Urp! Homo Eructus.
Looking for a gift for the passionate digestive dialogue fan? Discover witty and humorous items that tap into their love for creative conversations about digestion. Perfect for adding a touch of humor to their daily routine, these products celebrate their unique interest with clever designs on mugs, t-shirts, pillows, and prints. Whether it’s a funny reminder during breakfast or a quirky decor piece, find something that resonates with their love for digestive banter and brings a smile to their face.
Urp! Homo Eructus.
"Would you relax? All you guys are so tense. I just wanted to tell you to your face how enigmatic I find you."
"But I see you're having difficulty following my argument."
'Mark my words! Our enemies will test this young guy with a huge international crisis as soon as he's electe! But don't worry, he'll be fine!', 'Come here, Joe -- let me give you a nice fist bump!'
"And in a five-to-four decision today the United States Supreme Court rule that atheits may not barred from foxholes."

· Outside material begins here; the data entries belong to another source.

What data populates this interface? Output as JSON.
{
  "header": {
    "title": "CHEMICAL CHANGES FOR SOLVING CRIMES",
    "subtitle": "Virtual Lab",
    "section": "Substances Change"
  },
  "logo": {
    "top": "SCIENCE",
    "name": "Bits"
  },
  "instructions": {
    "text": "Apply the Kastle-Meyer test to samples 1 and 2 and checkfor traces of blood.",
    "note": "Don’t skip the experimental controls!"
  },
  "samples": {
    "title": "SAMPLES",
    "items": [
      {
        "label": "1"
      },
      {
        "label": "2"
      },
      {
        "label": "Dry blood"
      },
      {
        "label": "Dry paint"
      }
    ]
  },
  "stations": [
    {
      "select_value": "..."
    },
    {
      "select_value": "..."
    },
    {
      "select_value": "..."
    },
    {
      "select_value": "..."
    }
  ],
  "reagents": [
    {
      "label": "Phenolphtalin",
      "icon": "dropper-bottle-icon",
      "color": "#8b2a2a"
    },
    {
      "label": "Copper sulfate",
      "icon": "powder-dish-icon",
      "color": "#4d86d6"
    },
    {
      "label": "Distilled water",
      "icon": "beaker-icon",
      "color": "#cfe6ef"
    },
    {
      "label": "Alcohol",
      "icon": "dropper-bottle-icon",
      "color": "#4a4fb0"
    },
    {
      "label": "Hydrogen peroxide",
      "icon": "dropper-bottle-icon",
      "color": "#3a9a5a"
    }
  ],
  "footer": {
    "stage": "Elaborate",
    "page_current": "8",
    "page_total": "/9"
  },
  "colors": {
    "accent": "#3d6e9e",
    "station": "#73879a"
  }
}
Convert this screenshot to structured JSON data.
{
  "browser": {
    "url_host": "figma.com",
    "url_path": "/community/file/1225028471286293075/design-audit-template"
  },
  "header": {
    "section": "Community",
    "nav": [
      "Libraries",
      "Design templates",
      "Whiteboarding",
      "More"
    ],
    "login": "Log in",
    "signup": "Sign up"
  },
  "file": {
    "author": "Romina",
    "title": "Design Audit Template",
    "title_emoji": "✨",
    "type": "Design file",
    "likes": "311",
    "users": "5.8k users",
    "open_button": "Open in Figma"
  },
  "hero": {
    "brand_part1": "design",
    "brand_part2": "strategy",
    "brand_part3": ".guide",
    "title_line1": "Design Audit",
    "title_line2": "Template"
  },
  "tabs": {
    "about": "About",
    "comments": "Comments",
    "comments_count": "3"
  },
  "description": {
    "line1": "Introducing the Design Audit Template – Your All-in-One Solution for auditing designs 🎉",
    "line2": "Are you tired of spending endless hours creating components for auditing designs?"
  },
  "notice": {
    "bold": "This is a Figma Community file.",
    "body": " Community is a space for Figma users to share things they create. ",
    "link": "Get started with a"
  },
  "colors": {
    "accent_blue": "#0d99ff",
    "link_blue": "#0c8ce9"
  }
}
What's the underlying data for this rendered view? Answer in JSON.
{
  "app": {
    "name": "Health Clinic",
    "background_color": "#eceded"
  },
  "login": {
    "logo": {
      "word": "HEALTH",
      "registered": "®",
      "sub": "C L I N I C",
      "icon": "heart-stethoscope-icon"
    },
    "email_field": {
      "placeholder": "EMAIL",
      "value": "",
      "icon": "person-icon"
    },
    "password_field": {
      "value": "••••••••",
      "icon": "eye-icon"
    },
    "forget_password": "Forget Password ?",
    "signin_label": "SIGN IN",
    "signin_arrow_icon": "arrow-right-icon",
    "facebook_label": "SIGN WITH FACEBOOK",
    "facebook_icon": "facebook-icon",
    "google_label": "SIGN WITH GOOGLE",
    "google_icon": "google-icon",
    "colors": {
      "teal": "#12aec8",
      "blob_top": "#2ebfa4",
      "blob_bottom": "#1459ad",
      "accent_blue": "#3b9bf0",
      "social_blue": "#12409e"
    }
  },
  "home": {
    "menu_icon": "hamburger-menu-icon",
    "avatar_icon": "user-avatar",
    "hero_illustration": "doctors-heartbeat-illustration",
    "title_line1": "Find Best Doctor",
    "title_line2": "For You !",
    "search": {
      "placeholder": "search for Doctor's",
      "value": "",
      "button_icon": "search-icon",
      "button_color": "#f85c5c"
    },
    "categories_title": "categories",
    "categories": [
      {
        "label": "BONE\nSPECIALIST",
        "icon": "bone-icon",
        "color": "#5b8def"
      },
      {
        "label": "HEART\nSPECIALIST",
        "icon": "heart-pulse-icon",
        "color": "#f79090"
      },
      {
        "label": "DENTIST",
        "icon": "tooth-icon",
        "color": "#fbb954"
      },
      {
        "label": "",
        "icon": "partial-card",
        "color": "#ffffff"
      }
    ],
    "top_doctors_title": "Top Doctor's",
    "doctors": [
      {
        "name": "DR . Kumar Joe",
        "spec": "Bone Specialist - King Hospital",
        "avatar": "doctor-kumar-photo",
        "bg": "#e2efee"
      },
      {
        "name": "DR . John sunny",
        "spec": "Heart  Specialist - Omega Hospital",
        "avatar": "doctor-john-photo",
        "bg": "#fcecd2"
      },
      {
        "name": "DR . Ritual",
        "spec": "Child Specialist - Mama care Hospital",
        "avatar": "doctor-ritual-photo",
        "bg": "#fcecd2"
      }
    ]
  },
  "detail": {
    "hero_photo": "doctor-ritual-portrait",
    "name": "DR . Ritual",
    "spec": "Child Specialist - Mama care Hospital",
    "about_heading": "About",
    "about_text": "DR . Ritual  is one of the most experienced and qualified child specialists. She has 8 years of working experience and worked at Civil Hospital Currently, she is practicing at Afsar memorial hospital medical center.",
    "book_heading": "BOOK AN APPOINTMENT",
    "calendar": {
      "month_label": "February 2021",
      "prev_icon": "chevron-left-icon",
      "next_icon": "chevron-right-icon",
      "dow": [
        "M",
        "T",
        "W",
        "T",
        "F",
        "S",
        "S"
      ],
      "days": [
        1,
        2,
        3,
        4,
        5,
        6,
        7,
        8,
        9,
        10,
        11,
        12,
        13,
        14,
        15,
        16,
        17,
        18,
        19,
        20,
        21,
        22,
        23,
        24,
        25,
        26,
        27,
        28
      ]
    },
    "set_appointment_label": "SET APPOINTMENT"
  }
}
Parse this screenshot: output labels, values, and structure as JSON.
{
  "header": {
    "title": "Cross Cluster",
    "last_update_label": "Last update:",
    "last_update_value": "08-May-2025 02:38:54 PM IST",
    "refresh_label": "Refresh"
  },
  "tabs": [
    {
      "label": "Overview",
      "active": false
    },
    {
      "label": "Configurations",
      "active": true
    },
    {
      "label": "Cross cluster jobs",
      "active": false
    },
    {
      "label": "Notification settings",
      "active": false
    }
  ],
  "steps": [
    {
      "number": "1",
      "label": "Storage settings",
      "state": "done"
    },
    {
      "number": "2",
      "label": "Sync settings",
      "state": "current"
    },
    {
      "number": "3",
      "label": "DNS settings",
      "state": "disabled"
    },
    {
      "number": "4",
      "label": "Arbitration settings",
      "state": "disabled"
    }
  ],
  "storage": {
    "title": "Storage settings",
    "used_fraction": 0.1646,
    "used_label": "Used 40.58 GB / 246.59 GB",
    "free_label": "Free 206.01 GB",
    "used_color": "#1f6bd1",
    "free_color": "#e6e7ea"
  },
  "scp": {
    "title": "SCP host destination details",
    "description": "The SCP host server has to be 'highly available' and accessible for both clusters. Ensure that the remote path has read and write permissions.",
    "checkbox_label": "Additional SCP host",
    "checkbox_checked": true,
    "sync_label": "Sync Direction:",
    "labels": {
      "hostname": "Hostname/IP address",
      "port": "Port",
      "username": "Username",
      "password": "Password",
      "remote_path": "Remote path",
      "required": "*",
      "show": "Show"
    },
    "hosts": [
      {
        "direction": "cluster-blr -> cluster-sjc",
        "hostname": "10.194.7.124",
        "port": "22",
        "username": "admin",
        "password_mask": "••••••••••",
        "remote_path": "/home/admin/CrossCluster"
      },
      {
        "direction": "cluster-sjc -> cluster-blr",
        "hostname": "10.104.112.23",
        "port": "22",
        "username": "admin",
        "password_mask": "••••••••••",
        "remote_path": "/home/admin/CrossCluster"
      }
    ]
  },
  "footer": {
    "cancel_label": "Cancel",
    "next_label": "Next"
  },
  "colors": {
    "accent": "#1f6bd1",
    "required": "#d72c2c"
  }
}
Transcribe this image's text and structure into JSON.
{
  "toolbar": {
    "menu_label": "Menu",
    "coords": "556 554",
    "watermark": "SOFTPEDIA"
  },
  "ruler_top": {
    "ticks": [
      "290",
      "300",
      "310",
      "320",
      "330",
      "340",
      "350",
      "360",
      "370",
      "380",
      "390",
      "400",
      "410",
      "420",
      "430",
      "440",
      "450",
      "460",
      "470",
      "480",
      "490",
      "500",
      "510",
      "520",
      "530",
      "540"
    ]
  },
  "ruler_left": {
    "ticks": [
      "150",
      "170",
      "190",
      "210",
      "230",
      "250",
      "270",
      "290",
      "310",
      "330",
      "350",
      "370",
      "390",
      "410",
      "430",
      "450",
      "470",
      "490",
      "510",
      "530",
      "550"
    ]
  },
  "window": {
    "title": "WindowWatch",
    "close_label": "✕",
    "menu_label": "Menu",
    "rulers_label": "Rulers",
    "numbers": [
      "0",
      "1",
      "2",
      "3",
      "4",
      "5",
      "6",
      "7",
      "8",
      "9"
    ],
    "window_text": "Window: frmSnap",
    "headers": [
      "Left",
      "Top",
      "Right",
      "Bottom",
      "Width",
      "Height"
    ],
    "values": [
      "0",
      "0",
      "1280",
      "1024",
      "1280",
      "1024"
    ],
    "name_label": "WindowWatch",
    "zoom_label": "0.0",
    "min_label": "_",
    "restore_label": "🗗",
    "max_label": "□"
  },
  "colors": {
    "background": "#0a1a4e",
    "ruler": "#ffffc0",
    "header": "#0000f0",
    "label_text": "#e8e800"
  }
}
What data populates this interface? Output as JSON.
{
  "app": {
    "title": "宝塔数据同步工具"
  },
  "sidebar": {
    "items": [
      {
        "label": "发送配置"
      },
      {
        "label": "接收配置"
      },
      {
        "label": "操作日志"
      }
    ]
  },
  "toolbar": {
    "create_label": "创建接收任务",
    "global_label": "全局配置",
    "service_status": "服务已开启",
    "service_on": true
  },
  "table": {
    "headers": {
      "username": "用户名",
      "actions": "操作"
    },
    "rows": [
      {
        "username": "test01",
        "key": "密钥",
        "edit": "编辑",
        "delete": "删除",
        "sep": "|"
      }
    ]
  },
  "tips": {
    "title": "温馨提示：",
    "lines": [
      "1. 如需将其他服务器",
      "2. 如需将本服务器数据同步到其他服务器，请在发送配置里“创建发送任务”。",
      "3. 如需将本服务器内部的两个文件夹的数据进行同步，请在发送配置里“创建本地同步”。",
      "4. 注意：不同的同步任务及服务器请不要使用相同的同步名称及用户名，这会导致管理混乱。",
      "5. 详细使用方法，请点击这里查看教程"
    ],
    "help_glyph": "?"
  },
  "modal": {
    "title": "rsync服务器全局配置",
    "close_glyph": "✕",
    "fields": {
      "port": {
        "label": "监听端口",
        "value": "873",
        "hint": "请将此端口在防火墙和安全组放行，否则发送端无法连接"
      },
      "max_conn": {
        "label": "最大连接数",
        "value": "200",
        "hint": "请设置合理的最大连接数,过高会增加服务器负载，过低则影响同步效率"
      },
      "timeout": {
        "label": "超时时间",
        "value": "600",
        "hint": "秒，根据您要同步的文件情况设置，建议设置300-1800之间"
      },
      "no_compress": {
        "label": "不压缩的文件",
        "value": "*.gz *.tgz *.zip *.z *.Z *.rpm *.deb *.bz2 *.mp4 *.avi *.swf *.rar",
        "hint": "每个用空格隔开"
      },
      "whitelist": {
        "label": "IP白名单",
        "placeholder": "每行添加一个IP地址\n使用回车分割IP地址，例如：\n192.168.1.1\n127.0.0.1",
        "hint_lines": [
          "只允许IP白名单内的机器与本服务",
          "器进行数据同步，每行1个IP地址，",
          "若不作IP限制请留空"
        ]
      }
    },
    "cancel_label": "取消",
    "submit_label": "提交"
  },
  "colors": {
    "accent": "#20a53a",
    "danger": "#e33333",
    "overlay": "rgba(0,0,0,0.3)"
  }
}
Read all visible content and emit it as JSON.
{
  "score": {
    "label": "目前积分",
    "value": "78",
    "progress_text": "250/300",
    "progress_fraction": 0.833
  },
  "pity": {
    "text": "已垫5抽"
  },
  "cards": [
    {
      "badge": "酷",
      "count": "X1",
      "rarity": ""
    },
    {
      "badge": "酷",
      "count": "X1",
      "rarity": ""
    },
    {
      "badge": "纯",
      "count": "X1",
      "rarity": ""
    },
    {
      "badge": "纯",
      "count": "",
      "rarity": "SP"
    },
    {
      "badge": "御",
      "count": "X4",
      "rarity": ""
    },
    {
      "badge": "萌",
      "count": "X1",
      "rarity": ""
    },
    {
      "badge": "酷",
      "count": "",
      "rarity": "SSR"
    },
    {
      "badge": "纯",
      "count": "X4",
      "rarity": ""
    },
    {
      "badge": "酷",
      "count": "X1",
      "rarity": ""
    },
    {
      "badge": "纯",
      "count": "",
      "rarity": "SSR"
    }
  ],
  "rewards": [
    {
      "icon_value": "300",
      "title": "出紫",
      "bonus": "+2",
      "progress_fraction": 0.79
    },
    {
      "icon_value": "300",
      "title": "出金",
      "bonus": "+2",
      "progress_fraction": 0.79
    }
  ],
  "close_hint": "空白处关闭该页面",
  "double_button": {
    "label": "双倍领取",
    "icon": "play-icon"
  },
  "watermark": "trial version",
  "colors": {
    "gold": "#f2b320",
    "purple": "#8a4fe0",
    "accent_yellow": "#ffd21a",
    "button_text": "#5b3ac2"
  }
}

I've founded my own religion. Of course you have, Rudy. It's off to a good start. Already, it's being mocked by people of other faiths. If history's any guide, within a couple hundred years, it'll be widely accepted and people who don't believe in it will be persecuted. What are the central tenets of your religion? A true Rudian knows that life is suffering, and winning arguments online is salvation.
'As I see it, it's a toss-up between a Belgian data processing machine and an American electronic computer.'
'I don't understand your question. Could you restate it as an answer?'
"I'd hate to see the flea big enough to wear those!"
The Conservative majority in parliament leaves the Liberal party powerless
The George Bush Library Tour.
"We've managed to eliminate every problem except the public perception that we're heading in the wrong direction."
"With the whole world in NATO, we won't have to take any more crap from Mars."
Impeachment
'So...who do you think you will vote for?'
Political Analysis
'Actually it's not the first time I've seen a political candidate do that.'
George Will
The partisan cafe
"You mean, with that yakerpoop app, you can have a service stop by and puck up your bag of crap?"
Get Over It, You Remoaners!
Chuck Schumer
Vote For Me: The winning over of voters.
“Face it, dear...you’re a chair. You’ll see a lot of ends, but very few beginnings.”
"We have broken the stalemate and the U.S. government is again open for business!!"
'Must be some way we can blame that on Obama. . .'
Bring on the Crazy
Two Americas
..anarchists, terrorists, radicals and looters will tear down our great country
Hudibras - 9 - The committee.
'First you come down, then we talk.'
"No, it's not my birthday, either."
Pot and Kettle
"We should be getting started momentarily. The Presidential hopefuls have just arrived on the stage."
'Each one of you will to sing your job creation and tax plans. . . the 'American Idle' will vote for 'the American President'.'
Explore our collection of mugs designed for digestive dialogue fans and find the perfect piece to start their day with humor and style.
Check out our humorous pillows, a comfy way for digestive dialogue enthusiasts to add personality and laughter to their favorite spaces.
Discover prints that capture the wit of digestive dialogue fans—ideal for decorating walls with humor and clever designs.
Browse our funny and creative t-shirts that celebrate digestive dialogue fans—perfect for showing off their quirky sense of humor.